There are extremely few reported cases of OCD causing catatonia and some of those cases are possibly associated with the somewhat contentious diagnosis of Pediatric Autoimmune Neuropsychiatric Disorder Associated with Streptococcus. As there is a symptom overlap between OCD and catatonia some cases of catatonia are possibly being missed, warranting discussion regarding differential diagnosis, symptomatology, and treatment of catatonia and OCD.

We describe a case of a 18-year-old patient who developed severe catatonia secondary to OCD, possibly related to PANDAS/PANS. We discuss the complex work-up, differential diagnosis, and treatment of this patient.

Discussion of a single case and a review of catatonia literature as it relates to OCD and autoimmune disorders.

Our patient was an 18-year-old Ukrainian male who presented with sub-acute onset of decreased movement, decreased oral intake, and inability to speak.
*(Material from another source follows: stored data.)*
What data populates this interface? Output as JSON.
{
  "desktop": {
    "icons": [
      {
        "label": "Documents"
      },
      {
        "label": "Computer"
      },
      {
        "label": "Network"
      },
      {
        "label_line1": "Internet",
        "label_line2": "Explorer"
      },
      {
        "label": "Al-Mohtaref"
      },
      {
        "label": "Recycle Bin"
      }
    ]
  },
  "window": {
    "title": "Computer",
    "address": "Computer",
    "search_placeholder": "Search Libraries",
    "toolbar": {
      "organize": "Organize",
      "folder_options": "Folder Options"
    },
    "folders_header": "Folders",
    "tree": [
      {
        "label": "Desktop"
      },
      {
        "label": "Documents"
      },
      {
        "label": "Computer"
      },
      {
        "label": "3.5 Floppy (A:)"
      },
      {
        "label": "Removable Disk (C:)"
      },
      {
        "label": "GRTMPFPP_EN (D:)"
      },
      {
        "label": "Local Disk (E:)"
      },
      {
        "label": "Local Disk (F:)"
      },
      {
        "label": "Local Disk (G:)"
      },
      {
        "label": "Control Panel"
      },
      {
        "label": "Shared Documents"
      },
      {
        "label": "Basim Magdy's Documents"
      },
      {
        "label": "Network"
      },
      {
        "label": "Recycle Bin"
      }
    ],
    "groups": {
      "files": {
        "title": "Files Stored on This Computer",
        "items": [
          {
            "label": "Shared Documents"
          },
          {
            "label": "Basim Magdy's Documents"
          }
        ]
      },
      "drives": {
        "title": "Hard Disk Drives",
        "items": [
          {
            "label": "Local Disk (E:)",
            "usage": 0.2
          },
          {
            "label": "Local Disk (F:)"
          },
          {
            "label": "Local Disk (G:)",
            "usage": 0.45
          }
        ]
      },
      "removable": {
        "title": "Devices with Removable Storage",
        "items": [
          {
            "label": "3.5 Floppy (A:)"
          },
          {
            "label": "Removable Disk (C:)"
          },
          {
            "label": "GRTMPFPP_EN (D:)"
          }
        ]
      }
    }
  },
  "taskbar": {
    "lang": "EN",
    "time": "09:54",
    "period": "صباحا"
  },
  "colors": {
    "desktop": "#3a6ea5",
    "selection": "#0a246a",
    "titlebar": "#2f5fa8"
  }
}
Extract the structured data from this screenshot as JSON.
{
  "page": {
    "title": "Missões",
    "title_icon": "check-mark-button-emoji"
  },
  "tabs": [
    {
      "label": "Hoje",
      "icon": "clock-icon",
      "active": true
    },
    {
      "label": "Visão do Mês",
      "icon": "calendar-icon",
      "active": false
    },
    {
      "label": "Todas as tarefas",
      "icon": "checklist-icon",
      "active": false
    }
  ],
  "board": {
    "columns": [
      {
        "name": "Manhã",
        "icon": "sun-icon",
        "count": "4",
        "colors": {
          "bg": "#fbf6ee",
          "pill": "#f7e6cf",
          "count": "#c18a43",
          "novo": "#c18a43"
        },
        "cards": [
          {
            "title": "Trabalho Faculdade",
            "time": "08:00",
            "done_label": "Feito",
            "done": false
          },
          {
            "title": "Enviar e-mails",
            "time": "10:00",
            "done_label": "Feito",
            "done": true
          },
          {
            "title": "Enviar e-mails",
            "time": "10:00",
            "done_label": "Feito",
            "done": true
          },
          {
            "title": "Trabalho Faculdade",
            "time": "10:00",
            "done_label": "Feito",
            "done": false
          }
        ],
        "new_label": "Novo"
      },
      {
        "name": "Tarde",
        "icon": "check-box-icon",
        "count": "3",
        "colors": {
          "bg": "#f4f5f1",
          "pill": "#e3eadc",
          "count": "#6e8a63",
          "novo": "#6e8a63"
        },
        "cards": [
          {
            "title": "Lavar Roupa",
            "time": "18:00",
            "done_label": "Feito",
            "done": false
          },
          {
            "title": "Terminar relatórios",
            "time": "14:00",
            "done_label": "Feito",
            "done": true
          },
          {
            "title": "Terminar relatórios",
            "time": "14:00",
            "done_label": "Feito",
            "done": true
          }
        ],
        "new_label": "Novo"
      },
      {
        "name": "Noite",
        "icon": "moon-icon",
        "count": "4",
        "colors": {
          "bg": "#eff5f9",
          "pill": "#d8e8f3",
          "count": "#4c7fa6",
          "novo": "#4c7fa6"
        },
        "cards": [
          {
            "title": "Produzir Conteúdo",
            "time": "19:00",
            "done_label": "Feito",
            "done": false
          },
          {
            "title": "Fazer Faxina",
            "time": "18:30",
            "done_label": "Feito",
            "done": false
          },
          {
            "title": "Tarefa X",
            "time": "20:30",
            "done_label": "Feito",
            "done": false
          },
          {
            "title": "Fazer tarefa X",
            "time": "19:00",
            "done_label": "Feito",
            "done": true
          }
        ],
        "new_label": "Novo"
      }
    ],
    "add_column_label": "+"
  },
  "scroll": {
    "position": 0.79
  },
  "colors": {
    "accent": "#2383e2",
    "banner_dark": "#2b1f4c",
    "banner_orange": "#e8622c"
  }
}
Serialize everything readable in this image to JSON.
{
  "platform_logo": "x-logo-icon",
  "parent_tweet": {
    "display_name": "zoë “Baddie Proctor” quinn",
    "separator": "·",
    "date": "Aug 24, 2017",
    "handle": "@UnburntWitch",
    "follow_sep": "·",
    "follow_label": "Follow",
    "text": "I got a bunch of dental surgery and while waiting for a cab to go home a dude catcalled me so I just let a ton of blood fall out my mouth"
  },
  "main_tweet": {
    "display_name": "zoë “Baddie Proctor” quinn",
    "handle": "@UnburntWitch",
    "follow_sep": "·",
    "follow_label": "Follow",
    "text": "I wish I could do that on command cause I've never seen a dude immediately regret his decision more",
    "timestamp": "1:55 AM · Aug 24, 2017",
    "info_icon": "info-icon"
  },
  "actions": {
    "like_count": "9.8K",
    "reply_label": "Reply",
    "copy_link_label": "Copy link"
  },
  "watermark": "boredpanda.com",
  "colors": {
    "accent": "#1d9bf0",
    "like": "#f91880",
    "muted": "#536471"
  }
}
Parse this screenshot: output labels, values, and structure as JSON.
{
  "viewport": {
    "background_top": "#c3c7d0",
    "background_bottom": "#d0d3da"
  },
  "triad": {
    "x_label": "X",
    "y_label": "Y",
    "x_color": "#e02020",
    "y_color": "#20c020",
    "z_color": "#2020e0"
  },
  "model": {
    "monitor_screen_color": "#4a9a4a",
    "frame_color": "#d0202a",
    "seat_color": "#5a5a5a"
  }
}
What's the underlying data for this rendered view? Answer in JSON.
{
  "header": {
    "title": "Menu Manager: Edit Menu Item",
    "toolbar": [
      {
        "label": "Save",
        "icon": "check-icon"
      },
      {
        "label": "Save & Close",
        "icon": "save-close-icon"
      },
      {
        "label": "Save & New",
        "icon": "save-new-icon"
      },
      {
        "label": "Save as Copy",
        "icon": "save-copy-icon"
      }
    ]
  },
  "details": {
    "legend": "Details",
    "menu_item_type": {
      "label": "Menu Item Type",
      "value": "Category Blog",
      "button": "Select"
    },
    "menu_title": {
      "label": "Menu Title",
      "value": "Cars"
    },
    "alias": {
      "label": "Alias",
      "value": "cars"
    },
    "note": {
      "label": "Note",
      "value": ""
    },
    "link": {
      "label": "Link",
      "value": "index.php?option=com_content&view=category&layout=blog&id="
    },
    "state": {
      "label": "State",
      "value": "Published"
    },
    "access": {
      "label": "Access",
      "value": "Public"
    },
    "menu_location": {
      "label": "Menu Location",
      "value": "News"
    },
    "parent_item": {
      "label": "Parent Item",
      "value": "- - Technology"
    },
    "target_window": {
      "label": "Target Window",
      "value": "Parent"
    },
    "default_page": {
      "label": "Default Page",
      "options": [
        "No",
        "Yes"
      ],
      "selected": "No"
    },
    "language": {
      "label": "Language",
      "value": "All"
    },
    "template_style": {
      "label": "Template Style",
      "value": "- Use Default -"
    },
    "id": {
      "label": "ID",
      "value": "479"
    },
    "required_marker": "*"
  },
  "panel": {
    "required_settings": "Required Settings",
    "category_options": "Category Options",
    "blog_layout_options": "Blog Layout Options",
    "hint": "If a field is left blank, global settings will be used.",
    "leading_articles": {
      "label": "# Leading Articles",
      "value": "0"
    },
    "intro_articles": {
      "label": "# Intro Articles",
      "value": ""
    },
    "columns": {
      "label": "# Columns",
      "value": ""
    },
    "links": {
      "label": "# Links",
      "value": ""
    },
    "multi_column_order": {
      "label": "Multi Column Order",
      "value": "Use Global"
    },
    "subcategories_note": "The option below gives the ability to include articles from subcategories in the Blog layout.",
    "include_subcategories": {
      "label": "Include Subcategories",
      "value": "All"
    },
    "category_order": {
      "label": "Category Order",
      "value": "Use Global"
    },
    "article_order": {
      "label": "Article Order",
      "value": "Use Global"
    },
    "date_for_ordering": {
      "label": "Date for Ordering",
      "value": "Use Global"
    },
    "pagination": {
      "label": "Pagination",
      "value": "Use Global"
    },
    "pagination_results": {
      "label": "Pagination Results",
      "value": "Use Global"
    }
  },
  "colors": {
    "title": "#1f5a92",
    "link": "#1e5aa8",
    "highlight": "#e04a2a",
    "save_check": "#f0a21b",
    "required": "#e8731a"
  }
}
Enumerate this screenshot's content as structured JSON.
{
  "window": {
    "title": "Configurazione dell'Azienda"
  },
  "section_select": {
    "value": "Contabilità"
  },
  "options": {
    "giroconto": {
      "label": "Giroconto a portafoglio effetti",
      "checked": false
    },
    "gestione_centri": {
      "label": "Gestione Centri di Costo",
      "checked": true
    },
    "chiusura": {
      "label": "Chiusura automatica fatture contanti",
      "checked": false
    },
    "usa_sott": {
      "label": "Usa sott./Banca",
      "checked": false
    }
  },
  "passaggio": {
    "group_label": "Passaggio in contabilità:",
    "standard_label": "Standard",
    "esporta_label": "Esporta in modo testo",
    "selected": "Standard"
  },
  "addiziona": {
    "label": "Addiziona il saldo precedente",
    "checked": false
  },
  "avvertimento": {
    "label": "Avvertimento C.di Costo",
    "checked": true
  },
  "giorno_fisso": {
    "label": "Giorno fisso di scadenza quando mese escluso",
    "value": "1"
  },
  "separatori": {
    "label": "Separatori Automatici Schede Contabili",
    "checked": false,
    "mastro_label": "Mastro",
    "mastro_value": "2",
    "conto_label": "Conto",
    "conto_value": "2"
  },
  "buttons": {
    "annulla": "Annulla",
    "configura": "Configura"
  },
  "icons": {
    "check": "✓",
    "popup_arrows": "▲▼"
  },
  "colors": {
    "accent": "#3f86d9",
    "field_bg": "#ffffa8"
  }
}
He was diagnosed with catatonia of an unclear etiology and treated with high-dose lorazepam at an outside hospital then transferred to our care. Presenting symptoms were then clarified and found to be consistent with OCD, upon which OCD treatment was initiated. The patient’s sub-acute and severe onset of OCD raised the question of a PANDAS/PANS diagnosis, which was further investigated. Ultimately, his symptoms improved with ongoing lorazepam and he was transferred to another hospital for ECT treatment.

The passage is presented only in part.